Mason also claimed he had heard and seen Carter be abusive to his wife, Rosalynn.

And, just for show that he was ‘one of the people,’ Carter would carry an empty suitcase with him as if he was carrying his own luggage. In reality, it was protocol that others were required to take care of the president’s luggage — all his luggage.

“This shows just how phony President Carter was,” Mason said.

“President Carter had a reputation for being a Southern Gentleman, Mason said.

“It’s a lie. He was a tyrant off camera.”

Mason said he has met Southern gentlemen, especially now that he’s been living in Tennessee.

“And President Carter is no Southern gentleman,” he said.

But, as may be a surprise to some, Nixon was not as bad a president as some people think, Mason said.

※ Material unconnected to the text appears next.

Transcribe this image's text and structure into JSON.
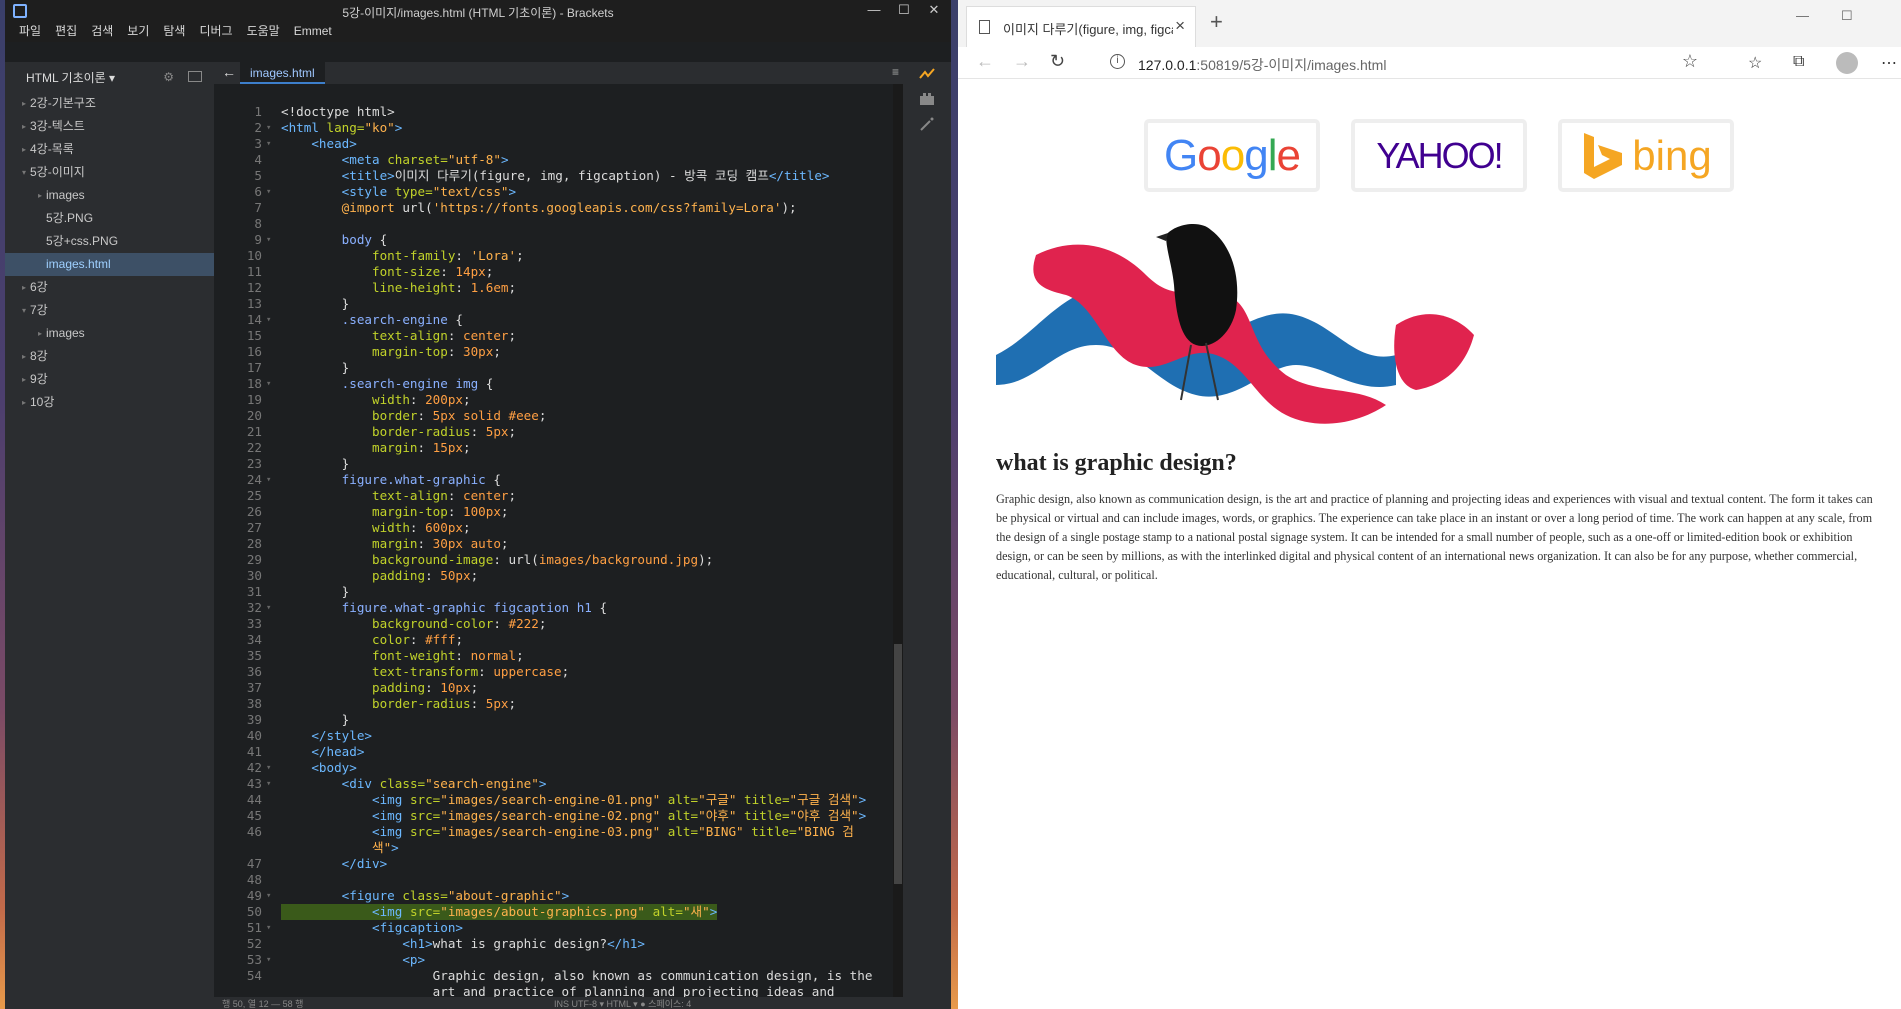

“Nixon had to resign due to his loyalty to his people,” he said. Not like today when many politicians quickly throw their friends and co-workers under the bus to save themselves. “If he had (thrown people under the bus), he probably would have finished his term.”

The audience had other questions as well.

Question: When Reagan was shot, how did John Hinckley Jr. get so close?

Answer: It was actually the fault of the media gathered there at the time. The media was allowed practically front-row access to the president at the time. But the media also allowed this stranger, Hinckley, to move up to the front of the media entourage, knowing full well that he didn’t belong, Mason revealed.

“Hinckley got so close because the media allowed him to,” Mason said. “They knew he didn’t belong.”

Another question: How did the couple get through security at one of President Obama’s parties?

The Secret Service’s job is to make sure that people don’t have anything on them that could hurt the president. When they had no identification to enter the party, the Secret Service was to ask the event planner if they were on the list to enter. She gave the Secret Service the go-ahead. She shouldn’t have done that.

“If the Secret Service were really to blame, they would have fired them,” Mason said. “They finally fired the press secretary.”

In other business:

- Lee Stewart, a member of the Sunrise Rotary Foundation board, donated $500 from the board to Reba Terry, executive director of The Caring Place ministries, at the recent Sunrise Rotary meeting.

- Sally Poston, veterinarian at the Animal Medical Center and longtime Sunrise Rotary member, received two pins from the Paul Harris Foundation in special recognition of her six special donations to the club.

- Louis Mason, former Secret Service agent retired, and Joshyua Olmstead, dentist at Olmstead Dental, were both inducted into the Sunrise Rotary organization at its last meeting.

- Some of the categories the Sunrise Rotary is still looking to fill include taxidermy, technical writing, telemarketing, textile design and toxicology.